I was trying to follow the Trump event last night and …
During his speech, Mr. Trump delivered a defensive, 15-minute explanation of images that showed him ambling slowly down a ramp after delivering the commencement address at the West Point military academy last weekend. He blamed his slow walk on “leather soles” on his shoes and said he was trying not to fall on his behind.
He also took several sips of water out of a glass after video at the West Point event showed him struggling to bring a glass up to his lips. He said he was trying to make sure he did not spill the water on his tie. The crowd applauded wildly.
I don’t understand what his people get out of this. I honestly don’t and I never have. What help is it, to be this angry all the time? I’ve been angry since mid-March, since kindergarten got cancelled, since we started holing up in our house, since friends started getting sick, since their kids started getting sick.
Since the images of police beating protesters, jailing protesters, at the president’s express command, for doing exactly what we were there to watch at Friday’s parade.
Car after car, people leaning out the windows, up through the sunroof, cheering. Flags of African nations, signs that said CELEBRATE FREEDOM and END POLICE BRUTALITY. Black Lives Matter. People on the street watching had noisemakers, tambourines, cowbells.
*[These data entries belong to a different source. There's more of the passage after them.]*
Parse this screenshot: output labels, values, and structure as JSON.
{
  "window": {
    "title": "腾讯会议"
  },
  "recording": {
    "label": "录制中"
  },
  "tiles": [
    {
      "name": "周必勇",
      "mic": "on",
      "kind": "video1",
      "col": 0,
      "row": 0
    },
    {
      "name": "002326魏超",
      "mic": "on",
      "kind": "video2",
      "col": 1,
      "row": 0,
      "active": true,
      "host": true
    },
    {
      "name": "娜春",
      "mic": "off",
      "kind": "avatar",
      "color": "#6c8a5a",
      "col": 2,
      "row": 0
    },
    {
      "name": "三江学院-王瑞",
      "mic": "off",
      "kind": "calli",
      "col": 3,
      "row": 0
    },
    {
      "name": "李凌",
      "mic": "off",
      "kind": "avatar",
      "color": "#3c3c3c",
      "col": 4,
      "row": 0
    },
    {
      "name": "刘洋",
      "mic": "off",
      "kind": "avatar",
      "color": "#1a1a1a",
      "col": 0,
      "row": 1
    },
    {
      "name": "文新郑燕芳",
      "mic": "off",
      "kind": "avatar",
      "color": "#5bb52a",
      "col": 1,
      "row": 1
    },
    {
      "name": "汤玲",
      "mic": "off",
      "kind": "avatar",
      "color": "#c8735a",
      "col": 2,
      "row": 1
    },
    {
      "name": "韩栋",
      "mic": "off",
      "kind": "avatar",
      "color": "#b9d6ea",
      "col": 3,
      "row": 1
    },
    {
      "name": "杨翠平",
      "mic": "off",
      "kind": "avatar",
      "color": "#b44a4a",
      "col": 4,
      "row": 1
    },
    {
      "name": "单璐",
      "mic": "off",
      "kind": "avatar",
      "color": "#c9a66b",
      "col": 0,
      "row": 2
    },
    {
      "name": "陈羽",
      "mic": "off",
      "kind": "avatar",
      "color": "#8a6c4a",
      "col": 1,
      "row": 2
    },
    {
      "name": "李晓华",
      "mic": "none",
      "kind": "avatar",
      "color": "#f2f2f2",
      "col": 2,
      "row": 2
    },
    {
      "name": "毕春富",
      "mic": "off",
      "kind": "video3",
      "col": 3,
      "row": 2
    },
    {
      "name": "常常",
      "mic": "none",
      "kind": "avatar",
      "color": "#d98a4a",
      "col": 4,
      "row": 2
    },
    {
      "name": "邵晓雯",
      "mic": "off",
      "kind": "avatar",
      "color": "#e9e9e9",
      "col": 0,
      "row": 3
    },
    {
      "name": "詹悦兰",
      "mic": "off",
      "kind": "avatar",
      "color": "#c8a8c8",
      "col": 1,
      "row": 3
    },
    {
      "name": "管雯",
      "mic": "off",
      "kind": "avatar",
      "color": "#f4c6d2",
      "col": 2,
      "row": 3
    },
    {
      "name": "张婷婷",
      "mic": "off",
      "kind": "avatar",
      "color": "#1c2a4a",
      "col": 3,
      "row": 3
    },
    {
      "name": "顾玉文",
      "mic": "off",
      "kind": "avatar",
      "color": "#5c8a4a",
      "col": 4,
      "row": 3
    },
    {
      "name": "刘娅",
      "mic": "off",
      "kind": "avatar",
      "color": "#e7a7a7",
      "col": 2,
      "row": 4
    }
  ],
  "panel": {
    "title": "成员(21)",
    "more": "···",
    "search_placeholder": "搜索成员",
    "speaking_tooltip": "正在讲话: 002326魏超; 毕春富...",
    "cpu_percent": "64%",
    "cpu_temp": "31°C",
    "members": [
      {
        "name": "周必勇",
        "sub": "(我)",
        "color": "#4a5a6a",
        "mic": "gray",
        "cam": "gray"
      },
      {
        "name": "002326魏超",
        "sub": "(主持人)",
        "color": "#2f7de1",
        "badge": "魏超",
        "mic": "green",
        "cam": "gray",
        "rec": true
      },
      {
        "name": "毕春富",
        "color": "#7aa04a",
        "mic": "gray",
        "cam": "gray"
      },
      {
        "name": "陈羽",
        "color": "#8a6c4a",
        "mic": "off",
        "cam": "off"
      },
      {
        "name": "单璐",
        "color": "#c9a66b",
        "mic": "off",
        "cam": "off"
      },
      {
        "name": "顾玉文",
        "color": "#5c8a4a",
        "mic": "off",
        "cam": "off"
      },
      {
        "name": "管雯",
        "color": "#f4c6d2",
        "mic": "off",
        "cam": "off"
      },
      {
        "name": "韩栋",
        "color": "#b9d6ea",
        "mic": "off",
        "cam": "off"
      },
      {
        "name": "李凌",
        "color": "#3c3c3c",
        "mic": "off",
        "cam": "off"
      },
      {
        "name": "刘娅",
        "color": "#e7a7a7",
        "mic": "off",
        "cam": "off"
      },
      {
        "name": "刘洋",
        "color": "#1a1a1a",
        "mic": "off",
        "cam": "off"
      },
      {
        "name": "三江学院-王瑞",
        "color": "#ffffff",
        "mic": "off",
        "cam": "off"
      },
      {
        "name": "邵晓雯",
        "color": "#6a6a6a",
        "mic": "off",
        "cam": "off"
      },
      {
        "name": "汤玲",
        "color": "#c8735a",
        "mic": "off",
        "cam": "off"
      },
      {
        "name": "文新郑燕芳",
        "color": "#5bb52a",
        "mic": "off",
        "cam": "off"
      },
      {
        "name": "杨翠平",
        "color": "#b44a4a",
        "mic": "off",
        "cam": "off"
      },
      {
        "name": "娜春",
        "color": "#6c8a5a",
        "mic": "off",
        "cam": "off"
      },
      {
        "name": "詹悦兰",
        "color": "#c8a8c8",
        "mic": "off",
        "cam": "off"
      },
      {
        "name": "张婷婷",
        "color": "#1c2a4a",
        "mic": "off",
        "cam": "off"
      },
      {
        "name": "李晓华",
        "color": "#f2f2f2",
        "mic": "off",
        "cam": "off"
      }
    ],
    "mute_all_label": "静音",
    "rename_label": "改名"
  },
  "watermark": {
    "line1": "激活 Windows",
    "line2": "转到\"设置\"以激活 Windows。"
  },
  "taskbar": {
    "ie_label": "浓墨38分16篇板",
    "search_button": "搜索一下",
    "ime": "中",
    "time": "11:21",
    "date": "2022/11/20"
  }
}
In these stilted, inside times, that’s what a rally is for: To make some noise. Remind people that you’re still here despite everything that’s tried to kill you. Stand up for the world you want to see, vital and alive. Inside that hall in Tulsa, half-empty though it was, people showed the world they wanted to see.
They roared with approval when he called the coronavirus “Kung Flu,” a racist nickname even one of his own senior advisers, Kellyanne Conway, once called “highly offensive.” Chants broke out of “lock her up,” evoking the 2016 presidential campaign, even as the Democratic Party has moved on from Mrs. Clinton. Some people wore Confederate flags. Others brought signs that supported the QAnon conspiracy theory that claims a “deep state” plot against Mr. Trump and his supporters. (One of the president’s sons, Eric Trump, posted a QAnon image to his Instagram page Saturday afternoon before deleting it shortly afterward.)
Trina Moore, 61, drove 10 hours from Denver to attend the rally. Her children are essential workers on the front lines of the pandemic, she said.
“I’ve been home all myself during quarantine and I wanted a reason to go somewhere,” Ms. Moore said. “I just don’t believe in the virus thing. I’d go to Europe. I’d get on a plane. I’d do whatever.”
Out on the street, around the corner from my house, things looked different.
People came to watch, in masks, and people drove their kids, holding signs that said “my life matters.” No one declared their intention to die in order to prove a point or defy science or make liberals angry. No one mentioned making anyone angry at all.
A.
I love your mini-teach-in and your celebration.